Der Protest im Wartezimmer macht den Christsozialen schwer zu schaffen. Kurz vor der Kommunalwahl Anfang März stampfte Sozialministerin Christa Stewens deshalb noch ein Expertengremium aus dem Boden. Vertreter der Krankenkassen, der KV und der Landesärztekammern sollen darin über Bürokratieabbau, Nachwuchsförderung und Strukturveränderungen beraten. Genutzt hat diese Initiative kurzfristig nichts. Die CSU hat trotzdem Stimmen verloren, und der Hausärzteverband verweigert dem Gremium die Mitarbeit.
In manchen Landkreisen gibt jeder zweite Arzt seine Zulassung zurück
»Die Expertenrunde dient nur dazu, so zu tun, als wolle man etwas tun«, sagt Wolfgang Hoppenthaller. Schlichtungsversuche von Ministerpräsident Günther Beckstein hat er abblitzen lassen. Immer öfter hört man seitdem, wie CSU-Politiker den Gesundheitsfonds infrage stellen Präventivmaßnahmen für die Landtagswahl im Herbst.
Die bayerischen Ärzte kämpfen derweil weiter für den Ausstieg. 300 Mediziner sind an diesem Mittwochnachmittag in Würzburg zusammengekommen.

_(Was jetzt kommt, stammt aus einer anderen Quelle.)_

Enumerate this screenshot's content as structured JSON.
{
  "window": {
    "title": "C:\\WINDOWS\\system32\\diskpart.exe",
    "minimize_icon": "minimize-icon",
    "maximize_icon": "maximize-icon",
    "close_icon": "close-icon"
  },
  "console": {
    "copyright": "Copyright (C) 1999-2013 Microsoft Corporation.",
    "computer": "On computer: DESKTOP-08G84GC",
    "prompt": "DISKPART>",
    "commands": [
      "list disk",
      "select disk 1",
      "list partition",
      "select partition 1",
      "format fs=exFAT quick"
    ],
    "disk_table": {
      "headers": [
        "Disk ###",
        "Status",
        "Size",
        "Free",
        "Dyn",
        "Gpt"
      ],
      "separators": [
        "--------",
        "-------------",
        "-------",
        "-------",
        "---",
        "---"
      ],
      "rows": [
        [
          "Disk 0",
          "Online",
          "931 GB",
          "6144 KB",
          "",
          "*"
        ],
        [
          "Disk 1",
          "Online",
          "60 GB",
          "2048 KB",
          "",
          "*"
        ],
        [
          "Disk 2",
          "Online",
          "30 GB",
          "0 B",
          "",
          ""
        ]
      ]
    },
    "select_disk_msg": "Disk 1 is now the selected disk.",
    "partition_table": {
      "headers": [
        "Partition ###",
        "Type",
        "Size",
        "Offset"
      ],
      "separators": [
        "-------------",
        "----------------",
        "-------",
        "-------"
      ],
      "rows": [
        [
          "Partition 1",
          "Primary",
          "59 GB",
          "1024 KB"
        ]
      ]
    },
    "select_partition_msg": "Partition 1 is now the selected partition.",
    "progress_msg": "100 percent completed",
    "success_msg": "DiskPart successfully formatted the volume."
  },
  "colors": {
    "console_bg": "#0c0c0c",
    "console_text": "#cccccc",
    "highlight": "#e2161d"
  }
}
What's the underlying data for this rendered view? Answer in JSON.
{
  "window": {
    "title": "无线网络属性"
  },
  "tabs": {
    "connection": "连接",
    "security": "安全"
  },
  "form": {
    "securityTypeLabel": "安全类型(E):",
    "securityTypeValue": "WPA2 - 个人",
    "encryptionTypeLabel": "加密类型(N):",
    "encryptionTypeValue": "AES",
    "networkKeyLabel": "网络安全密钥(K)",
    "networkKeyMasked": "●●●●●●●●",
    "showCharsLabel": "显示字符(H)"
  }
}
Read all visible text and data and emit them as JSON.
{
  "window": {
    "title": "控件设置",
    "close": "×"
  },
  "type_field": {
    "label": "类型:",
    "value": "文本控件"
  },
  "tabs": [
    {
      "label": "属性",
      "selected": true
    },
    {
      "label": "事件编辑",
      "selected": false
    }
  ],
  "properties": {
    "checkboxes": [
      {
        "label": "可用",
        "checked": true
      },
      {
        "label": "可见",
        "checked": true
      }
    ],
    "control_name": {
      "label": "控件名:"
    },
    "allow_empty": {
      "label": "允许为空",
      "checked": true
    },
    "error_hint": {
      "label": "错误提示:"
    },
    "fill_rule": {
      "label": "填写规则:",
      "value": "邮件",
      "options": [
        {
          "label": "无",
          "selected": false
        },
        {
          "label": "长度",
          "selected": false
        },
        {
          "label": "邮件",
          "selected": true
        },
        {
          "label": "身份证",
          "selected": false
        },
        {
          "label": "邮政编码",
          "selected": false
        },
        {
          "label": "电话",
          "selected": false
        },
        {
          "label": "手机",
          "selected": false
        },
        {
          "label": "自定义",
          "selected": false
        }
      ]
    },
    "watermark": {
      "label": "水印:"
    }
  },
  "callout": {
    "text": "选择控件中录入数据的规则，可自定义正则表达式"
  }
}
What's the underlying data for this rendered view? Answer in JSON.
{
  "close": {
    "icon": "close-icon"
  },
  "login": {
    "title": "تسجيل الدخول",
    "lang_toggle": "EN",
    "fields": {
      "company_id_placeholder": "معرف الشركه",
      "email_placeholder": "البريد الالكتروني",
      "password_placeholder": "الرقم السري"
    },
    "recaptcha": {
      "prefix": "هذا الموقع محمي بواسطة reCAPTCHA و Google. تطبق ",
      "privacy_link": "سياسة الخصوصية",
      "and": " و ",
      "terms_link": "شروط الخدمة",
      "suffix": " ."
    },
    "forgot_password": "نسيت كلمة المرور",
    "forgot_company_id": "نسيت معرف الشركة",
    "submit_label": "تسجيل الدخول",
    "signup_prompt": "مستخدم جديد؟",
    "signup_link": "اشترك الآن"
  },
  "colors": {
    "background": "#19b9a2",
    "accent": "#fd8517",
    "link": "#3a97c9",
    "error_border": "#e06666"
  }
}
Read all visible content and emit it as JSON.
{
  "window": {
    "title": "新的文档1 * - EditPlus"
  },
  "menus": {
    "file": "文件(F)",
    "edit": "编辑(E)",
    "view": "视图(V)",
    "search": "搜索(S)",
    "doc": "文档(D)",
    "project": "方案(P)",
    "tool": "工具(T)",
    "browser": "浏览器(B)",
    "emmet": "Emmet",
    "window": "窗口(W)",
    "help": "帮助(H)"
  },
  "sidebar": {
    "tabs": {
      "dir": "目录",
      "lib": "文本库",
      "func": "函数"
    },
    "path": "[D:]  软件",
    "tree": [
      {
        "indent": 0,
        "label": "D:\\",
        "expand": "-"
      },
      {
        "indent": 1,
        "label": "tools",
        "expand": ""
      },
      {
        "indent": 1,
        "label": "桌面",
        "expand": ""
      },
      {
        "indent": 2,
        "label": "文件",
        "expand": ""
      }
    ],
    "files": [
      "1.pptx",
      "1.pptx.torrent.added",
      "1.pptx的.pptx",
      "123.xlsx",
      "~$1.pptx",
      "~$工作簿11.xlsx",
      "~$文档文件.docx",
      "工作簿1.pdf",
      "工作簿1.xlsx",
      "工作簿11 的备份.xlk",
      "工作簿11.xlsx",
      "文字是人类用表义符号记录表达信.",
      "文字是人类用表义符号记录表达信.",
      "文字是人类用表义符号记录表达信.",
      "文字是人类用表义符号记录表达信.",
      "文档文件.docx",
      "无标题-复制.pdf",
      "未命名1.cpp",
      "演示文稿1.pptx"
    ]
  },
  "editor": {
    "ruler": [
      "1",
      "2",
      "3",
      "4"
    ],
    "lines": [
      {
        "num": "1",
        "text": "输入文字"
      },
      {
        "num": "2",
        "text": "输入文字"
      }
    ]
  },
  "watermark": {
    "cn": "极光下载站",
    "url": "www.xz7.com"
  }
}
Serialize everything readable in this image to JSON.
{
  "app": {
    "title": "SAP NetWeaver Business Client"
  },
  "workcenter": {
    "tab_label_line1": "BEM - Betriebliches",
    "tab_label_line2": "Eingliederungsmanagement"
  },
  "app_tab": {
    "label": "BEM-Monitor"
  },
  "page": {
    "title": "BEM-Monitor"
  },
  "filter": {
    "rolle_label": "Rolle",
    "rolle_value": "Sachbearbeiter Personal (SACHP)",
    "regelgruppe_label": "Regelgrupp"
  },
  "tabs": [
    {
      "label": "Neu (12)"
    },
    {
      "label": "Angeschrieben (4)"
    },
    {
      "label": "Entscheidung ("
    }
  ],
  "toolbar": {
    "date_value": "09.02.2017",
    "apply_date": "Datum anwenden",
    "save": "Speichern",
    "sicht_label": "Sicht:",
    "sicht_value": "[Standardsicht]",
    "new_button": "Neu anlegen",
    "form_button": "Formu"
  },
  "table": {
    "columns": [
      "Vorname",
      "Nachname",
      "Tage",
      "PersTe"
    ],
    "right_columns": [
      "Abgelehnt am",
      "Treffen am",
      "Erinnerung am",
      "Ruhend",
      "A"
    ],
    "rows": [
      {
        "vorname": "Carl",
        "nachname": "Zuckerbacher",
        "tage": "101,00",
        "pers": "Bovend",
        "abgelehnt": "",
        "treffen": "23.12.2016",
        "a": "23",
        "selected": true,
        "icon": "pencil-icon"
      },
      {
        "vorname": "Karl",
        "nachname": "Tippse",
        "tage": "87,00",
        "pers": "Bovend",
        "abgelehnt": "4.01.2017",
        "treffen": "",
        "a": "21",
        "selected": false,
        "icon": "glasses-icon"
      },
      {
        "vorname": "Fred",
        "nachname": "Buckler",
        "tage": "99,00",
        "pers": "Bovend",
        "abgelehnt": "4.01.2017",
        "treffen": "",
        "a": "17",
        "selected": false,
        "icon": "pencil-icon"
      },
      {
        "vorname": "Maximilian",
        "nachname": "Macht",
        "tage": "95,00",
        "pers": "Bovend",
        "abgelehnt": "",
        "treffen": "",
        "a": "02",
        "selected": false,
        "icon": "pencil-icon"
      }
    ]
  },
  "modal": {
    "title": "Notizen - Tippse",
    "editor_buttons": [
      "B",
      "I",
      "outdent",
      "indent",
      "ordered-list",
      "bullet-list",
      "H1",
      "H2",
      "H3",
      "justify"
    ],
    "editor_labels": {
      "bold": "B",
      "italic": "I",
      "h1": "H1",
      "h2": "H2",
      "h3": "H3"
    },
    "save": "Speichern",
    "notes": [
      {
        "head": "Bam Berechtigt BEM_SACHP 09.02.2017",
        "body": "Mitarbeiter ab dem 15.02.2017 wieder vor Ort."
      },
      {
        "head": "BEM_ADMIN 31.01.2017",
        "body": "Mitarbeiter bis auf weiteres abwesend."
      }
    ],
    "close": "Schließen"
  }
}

Sie suchen nach Strategien, um die letzten Zweifler zu überzeugen. » Wir könnten Rundfaxe an die Kollegen schicken«, schlägt einer vor. Persönliche Gespräche sind viel sinnvoller, findet der Delegierte aus Aschaffenburg. In seinem Landkreis hat sich erst ein Drittel der Ärzte zum Ausstieg bereit erklärt.
Und ob davon alle den Weg bis zu Ende gehen, ist längst nicht sicher.
Vor der endgültigen Rückgabe der Zulassungen wird noch einmal abgestimmt. » Ob ich hundertprozentig dabeibleibe, kann ich jetzt noch nicht sagen«, sagt auch Roland Famulla. Er hat noch immer nicht aufgehört zu grübeln.